Unser Besuch in La Paz sollte allerdings nicht nur Sightseeing beinhalten. Auch unser treuer Vierrädler Nisto brauchte mal wieder ein paar professionelle Streicheleinheiten. Bremsen, Kugellager, Kupplung … hatten alle nach rd. 84.000 km eine Revision nötig. Also steuerten wir die Autowerkstatt von Ernesto Hug an. Einem Schweizer, der sich hier vor Jahren niedergelassen hat. Mit gutem Gefühl innerhalb von fünf Tagen alles erledigt zu haben, fuhren wir auf das Werkstattgeländer. Diese Zahl schlug uns Ernesto jedoch gleich mal aus dem Kopf. Wenn wir alles machen lassen wollten, sollten wir mit zwei bis drei Wochen rechnen. Der hatte gesessen. Aber was blieb uns anderes übrig, wenn wir nicht irgendwann mitten im Nirgendwo stehen bleiben wollten. Also an die Arbeit. Während Markus fleissig unter dem Nisto mithalf, erledigte Sonja Büroarbeit, die schon vor Monaten an der Reihe war, schrieb E-Mails, plante unsere Weiterreise und reinigte die kleine Wohnung mal wieder von innen. Schnell gehörten wir zum Inventar dazu, denn wir schliefen auch weiterhin im Dachzelt.

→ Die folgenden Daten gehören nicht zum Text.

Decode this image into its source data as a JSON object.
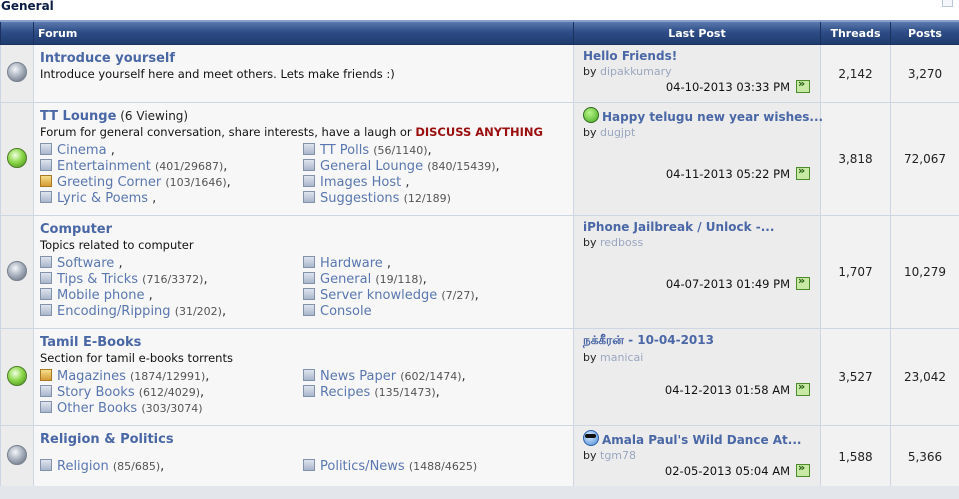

Während wir an den Wochentagen in der Werkstatt beschäftigt waren, verbrachten wir die Wochenenden in der Innenstadt. Schlenderten über die Märkte, welche von Badzimmerzubehör, Schraubensortimenten und Küchentöpfen alles im Angebot hatten. Aber am stärksten wurden wir von der Calle Sagarnaga angezogen. Farbenfrohe Ponchos und Pullover aus Alpakawolle, Mützen, Schals, Umhängetaschen und Hängematten leuchten einem hier entgegen. Diesem Farbenmeer konnten selbst wir nicht widerstehen und so wanderte das eine oder andere Erinnerungsstück in den Nisto. Auch statteten wir dem Zaubermarkt einen Besuch ab. Kräuterhexen und Heiler verkaufen hier diverse Mittelchen und Pülverchen gegen böse Geister und alle Arten von Krankheiten. Schon ein Bisschen gruselig wenn man in die Augen eines Lamaembryos schaut. Ausserdem trafen wir uns mit den Bekannten von Markus Eltern, Ruth und Carlos, der hier aufgewachsen ist und aktuell auf Familienbesuch war. Wir verbrachten zwei wunderschöne Tage mit ihnen. Kamen in den Genuss eines richtigen Bolivianischen Frühstückes mit Abi, ein heisses Maisgetränk, Pasteles und Bunuelos und besuchten eine Pena mit Folkloremusik. Wir löcherten die beiden mit Fragen über La Paz sowie Bolivien und bekamen unteranderem endlich eine Erklärung für das Aufschreiben unserer Fahrzeugdaten und Namen an diversen Strassenposten quer durch Bolivien. Durch das Erfassen der Daten kann genau festgestellt werden, wenn eine Person auf ihrem Weg von A nach B verschwunden ist, was früher wohl nicht selten vorgekommen ist, in welchem Bereich gesucht werden muss.
Früher als gedacht, waren nach knapp 1 ½ Wochen alle Arbeiten an Nisto erledigt. Damit hatte keiner gerechnet, aber wir waren begeistert. Bevor es jedoch mit der Reise weiterging, statteten wir dem Zongotal und Chacaltaya, einem stetig schmelzenden Gletschers (Eigentlich ist nur noch ein Pfitzel übriggeblieben.) und einst das mit über 5.000 m.ü.M. höchstgelegene Skigebiet der Welt einen Besuch ab. Wir genossen den Ausblick auf La Paz, wie sich die Häuser die Hänge hinauf fressen und die umliegenden 6.000er. Dann hiess es on the road again, zu neuen Abenteuern und wunderschöner Natur.
Aus Potosí senden wir kalte, Schneeregen Grüsse … ja ist denn heut schon Weihnachten?!?!